Nuzo Onoh


Nuzo Onoh is a British-Nigerian writer. She grew up the third of the eight children of the late Chief Mrs Caroline Onoh, a former headteacher. She experienced the Biafran war with Nigeria as a child refugee and at the age of 13, she was the victim of an attempted "exorcism" by a local pastor. Due to this experience, she currently advocates for greater awareness of ritual child abuse in African communities.

Education

Nuzo Onoh attended Queen's School, in Enugu Nigeria, as well as The Mount School, a Quaker boarding school in York, and later, St Andrew's Tutorial College, Cambridge, England. Onoh holds a law degree and a master's degree in writing from Warwick University.

Writing

She is a pioneer of the African horror subgenre. Onoh's books The Reluctant Dead and Unhallowed Graves are both collections of ghost stories depicting core Igbo culture, traditions, beliefs and superstitions within a horror context.
She is also author of The Sleepless and Dead Corpse.Onoh's works have featured in numerous magazines and, to date, she is the only African horror fiction writer to have featured on Starburst, the world's longest-running magazine of cult entertainment. She is listed in the reference book 80 Black women in Horror and her stories have been included in several anthologies, including Black Magic Women Anthology, which features stories by some writers listed in 80 Black Women in Horror. Her content-est-winning story, Guardians, featured in the Nosetouch Asterisk Anthology, Vol 2, is arguably the first African Cosmic Horror story published. Her works have also featured in academic studies, including the "Routledge Handbook of African Literature". She has also featured on multiple media platforms, discussing her unique writing and African Horror as a genre. She has written several blogs for Female First Magazine. Onoh has been mentioned as one of the new British horror writers bringing a positive change to how black and minority races are portrayed in mainstream horror fiction.
Onoh has also given talks and lectures, including at the prestigious Miskatonic Institute of Horror Studies.
Onoh writes about ghosts, vengeful African ghosts with unfinished business, and has been hailed as the "Queen of African Horror". Her writings have been described as works of "magical realism and horror", exploring the "philosophical positions that define the reality of Africa and Africans in a world that is bent towards Western globalization and the annihilation of African roots in culture." Her writing showcases both the beautiful and horrific in the African, mainly, Igbo culture and doesn't shy away from tackling issues of religious hypocrisy, child abuse, ritual killings, dangerous superstitions, corrupt politicians, evil witchdoctors and the plight of widows in the broader African culture, all within a fictitious horror context.

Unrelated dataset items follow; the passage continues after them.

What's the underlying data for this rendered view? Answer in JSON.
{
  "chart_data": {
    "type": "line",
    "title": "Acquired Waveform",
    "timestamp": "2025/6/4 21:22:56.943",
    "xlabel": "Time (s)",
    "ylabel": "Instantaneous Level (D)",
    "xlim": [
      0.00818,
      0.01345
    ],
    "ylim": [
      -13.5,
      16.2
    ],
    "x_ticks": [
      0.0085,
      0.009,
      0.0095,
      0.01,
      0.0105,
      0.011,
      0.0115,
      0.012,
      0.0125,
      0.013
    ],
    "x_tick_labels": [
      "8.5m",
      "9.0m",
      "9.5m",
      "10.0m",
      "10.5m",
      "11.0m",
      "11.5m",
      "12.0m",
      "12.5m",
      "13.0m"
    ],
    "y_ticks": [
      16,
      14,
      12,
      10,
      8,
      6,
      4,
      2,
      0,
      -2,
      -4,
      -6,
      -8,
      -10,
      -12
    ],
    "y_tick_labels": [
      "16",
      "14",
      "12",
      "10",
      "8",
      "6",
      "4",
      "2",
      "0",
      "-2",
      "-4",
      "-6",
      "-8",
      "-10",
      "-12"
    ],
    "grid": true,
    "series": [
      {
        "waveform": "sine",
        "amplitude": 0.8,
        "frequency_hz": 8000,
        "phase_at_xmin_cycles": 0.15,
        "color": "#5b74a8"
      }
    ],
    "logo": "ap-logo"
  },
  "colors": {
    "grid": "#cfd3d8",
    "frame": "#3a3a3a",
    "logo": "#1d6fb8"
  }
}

Her book The Sleepless, a ghost story tackling both the ritual abuse of children and the horrors of the Biafran War, has been described as "a genuine powerhouse of horror storytelling" and as a work that "Goes beyond magical realism": "What distinguishes her genre as 'African Horror' is the detailed exploration of African beliefs on the mysterious and the spiritual, which reveals a lot about the 'African Self'".

Family

Onoh has two children, Candice Onyeama and Jija Orka-Gyoh.